A janela que Abril abriu


Em 1974 um sistema triste, retrógrado e sufocante caiu de podre. Não foi preciso muito esforço para ele se desmoronar completamente e a revolução conseguir uma enorme adesão popular. Num meio bafiento e asfixiante foi uma janela que se abriu e dessa abertura esperava-se um desapertar do país para uma realidade mais aberta, livre, justa e próspera (e sem guerra). Havia objetivos largamente consensuais entre a maioria da população simples e claros.

Como expetável o caminho específico e os destinos concretos seriam menos consensuais.

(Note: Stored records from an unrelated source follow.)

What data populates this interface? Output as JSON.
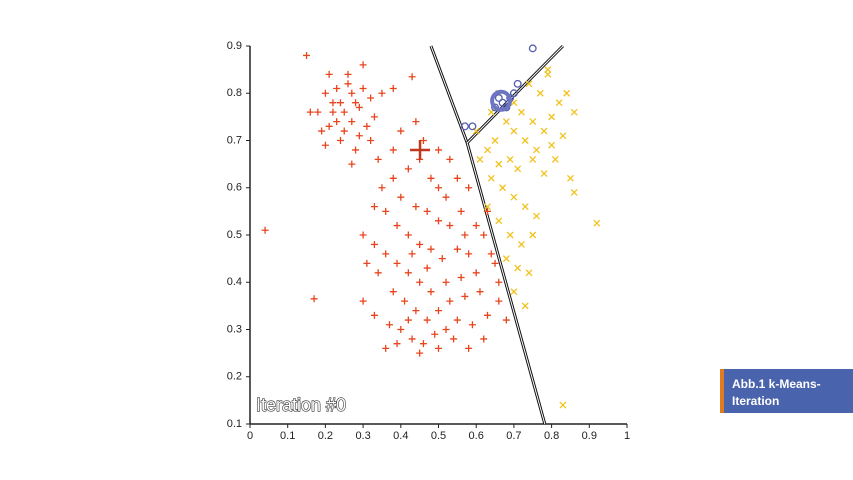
{
  "chart_data": {
    "type": "scatter",
    "annotation": "Iteration #0",
    "xlim": [
      0,
      1
    ],
    "ylim": [
      0.1,
      0.9
    ],
    "xticks": [
      0,
      0.1,
      0.2,
      0.3,
      0.4,
      0.5,
      0.6,
      0.7,
      0.8,
      0.9,
      1
    ],
    "yticks": [
      0.1,
      0.2,
      0.3,
      0.4,
      0.5,
      0.6,
      0.7,
      0.8,
      0.9
    ],
    "boundaries": [
      {
        "x": [
          0.48,
          0.576,
          0.782
        ],
        "y": [
          0.9,
          0.695,
          0.1
        ]
      },
      {
        "x": [
          0.83,
          0.576
        ],
        "y": [
          0.9,
          0.695
        ]
      }
    ],
    "series": [
      {
        "color": "#e8451e",
        "marker": "plus",
        "x": [
          0.2,
          0.22,
          0.25,
          0.27,
          0.23,
          0.19,
          0.29,
          0.31,
          0.26,
          0.21,
          0.24,
          0.28,
          0.32,
          0.3,
          0.18,
          0.23,
          0.27,
          0.25,
          0.2,
          0.33,
          0.22,
          0.29,
          0.35,
          0.16,
          0.26,
          0.3,
          0.24,
          0.21,
          0.28,
          0.32,
          0.34,
          0.27,
          0.15,
          0.04,
          0.17,
          0.43,
          0.38,
          0.35,
          0.38,
          0.42,
          0.45,
          0.48,
          0.5,
          0.52,
          0.55,
          0.58,
          0.4,
          0.44,
          0.47,
          0.5,
          0.53,
          0.56,
          0.6,
          0.62,
          0.36,
          0.39,
          0.42,
          0.45,
          0.48,
          0.51,
          0.55,
          0.58,
          0.64,
          0.3,
          0.33,
          0.36,
          0.39,
          0.42,
          0.45,
          0.48,
          0.52,
          0.56,
          0.6,
          0.65,
          0.31,
          0.34,
          0.38,
          0.41,
          0.44,
          0.47,
          0.5,
          0.53,
          0.57,
          0.61,
          0.66,
          0.3,
          0.33,
          0.37,
          0.4,
          0.43,
          0.46,
          0.49,
          0.52,
          0.55,
          0.59,
          0.63,
          0.68,
          0.39,
          0.45,
          0.5,
          0.58,
          0.62,
          0.36,
          0.42,
          0.54,
          0.47,
          0.43,
          0.38,
          0.46,
          0.5,
          0.53,
          0.4,
          0.44,
          0.33,
          0.57,
          0.63,
          0.66
        ],
        "y": [
          0.8,
          0.78,
          0.76,
          0.8,
          0.74,
          0.72,
          0.77,
          0.73,
          0.82,
          0.84,
          0.7,
          0.68,
          0.79,
          0.86,
          0.76,
          0.81,
          0.74,
          0.72,
          0.69,
          0.75,
          0.76,
          0.71,
          0.8,
          0.76,
          0.84,
          0.81,
          0.78,
          0.73,
          0.78,
          0.7,
          0.66,
          0.65,
          0.88,
          0.51,
          0.365,
          0.835,
          0.81,
          0.6,
          0.62,
          0.64,
          0.66,
          0.62,
          0.6,
          0.58,
          0.62,
          0.6,
          0.58,
          0.56,
          0.55,
          0.53,
          0.52,
          0.55,
          0.52,
          0.5,
          0.55,
          0.52,
          0.5,
          0.48,
          0.47,
          0.45,
          0.47,
          0.46,
          0.46,
          0.5,
          0.48,
          0.46,
          0.44,
          0.42,
          0.4,
          0.38,
          0.4,
          0.41,
          0.42,
          0.44,
          0.44,
          0.42,
          0.38,
          0.36,
          0.34,
          0.32,
          0.34,
          0.36,
          0.37,
          0.38,
          0.36,
          0.36,
          0.33,
          0.31,
          0.3,
          0.28,
          0.27,
          0.29,
          0.3,
          0.32,
          0.31,
          0.33,
          0.32,
          0.27,
          0.25,
          0.26,
          0.26,
          0.28,
          0.26,
          0.32,
          0.28,
          0.43,
          0.46,
          0.68,
          0.7,
          0.68,
          0.66,
          0.72,
          0.74,
          0.56,
          0.5,
          0.55,
          0.4
        ]
      },
      {
        "color": "#f2c21b",
        "marker": "x",
        "x": [
          0.66,
          0.7,
          0.72,
          0.75,
          0.78,
          0.8,
          0.82,
          0.77,
          0.74,
          0.79,
          0.84,
          0.86,
          0.73,
          0.76,
          0.8,
          0.83,
          0.7,
          0.68,
          0.65,
          0.63,
          0.66,
          0.69,
          0.71,
          0.75,
          0.78,
          0.81,
          0.85,
          0.86,
          0.61,
          0.64,
          0.67,
          0.7,
          0.73,
          0.76,
          0.63,
          0.66,
          0.69,
          0.72,
          0.75,
          0.68,
          0.71,
          0.74,
          0.7,
          0.73,
          0.92,
          0.83,
          0.79,
          0.6,
          0.64
        ],
        "y": [
          0.8,
          0.78,
          0.76,
          0.74,
          0.72,
          0.75,
          0.78,
          0.8,
          0.82,
          0.84,
          0.8,
          0.76,
          0.7,
          0.68,
          0.69,
          0.71,
          0.72,
          0.74,
          0.7,
          0.68,
          0.65,
          0.66,
          0.64,
          0.66,
          0.63,
          0.66,
          0.62,
          0.59,
          0.66,
          0.62,
          0.6,
          0.58,
          0.56,
          0.54,
          0.56,
          0.53,
          0.5,
          0.48,
          0.5,
          0.45,
          0.43,
          0.42,
          0.38,
          0.35,
          0.525,
          0.14,
          0.85,
          0.72,
          0.76
        ]
      },
      {
        "color": "#5560b0",
        "marker": "circle",
        "x": [
          0.75,
          0.71,
          0.7,
          0.69,
          0.66,
          0.65,
          0.68,
          0.57,
          0.59,
          0.67
        ],
        "y": [
          0.895,
          0.82,
          0.8,
          0.79,
          0.79,
          0.77,
          0.77,
          0.73,
          0.73,
          0.78
        ]
      },
      {
        "color": "#c0391a",
        "marker": "big-plus",
        "x": [
          0.451
        ],
        "y": [
          0.68
        ]
      },
      {
        "color": "#6c75c4",
        "marker": "big-circle",
        "x": [
          0.666
        ],
        "y": [
          0.784
        ]
      }
    ]
  },
  "caption": "Abb.1 k-Means-Iteration"
}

Para desempatar essas divergências existe um sistema que é o pior sistema com exceção de todos os outros: a democracia.

Apesar de alguns sustos e ameaças, o 25 de abril cumpriu as expetativas globais e se onde estamos não é o local que muitos ansiaram em 1974, paciência. A janela abriu, ficou aberta, o país foi e será aquilo que os portugueses quiserem. De pouco serve hoje proclamar nostalgias românticas do que não foi e poderia ter sido. Olhemos para a frente, será mais útil e mais construtivo.

2 comentários:

jorge neves disse...

Os portugueses são um povo espetacular.52 anos depois, ainda discutem apaixonadamente o bom e o mau de uma revolução que aconteceu quando a maioria ainda nem era nascida. Está a acontecer, como no tempo da "antiga senhora", com as comemorações do 28 de Maio.

Carlos Sampaio disse...

Efetivamente, para lá dos “polémiquistas” do costume que tentam vender a imagem do dia que mais capital aporta à sua causa, as celebrações estão a transformar-se numa espécie de liturgia sebastiânica, invocando um redentor espírito de abril, que há-de chegar numa manhã de nevoeiro e tudo arranjar… e está comprovado que esperar por D. Sebastiões nunca deu grandes resultados.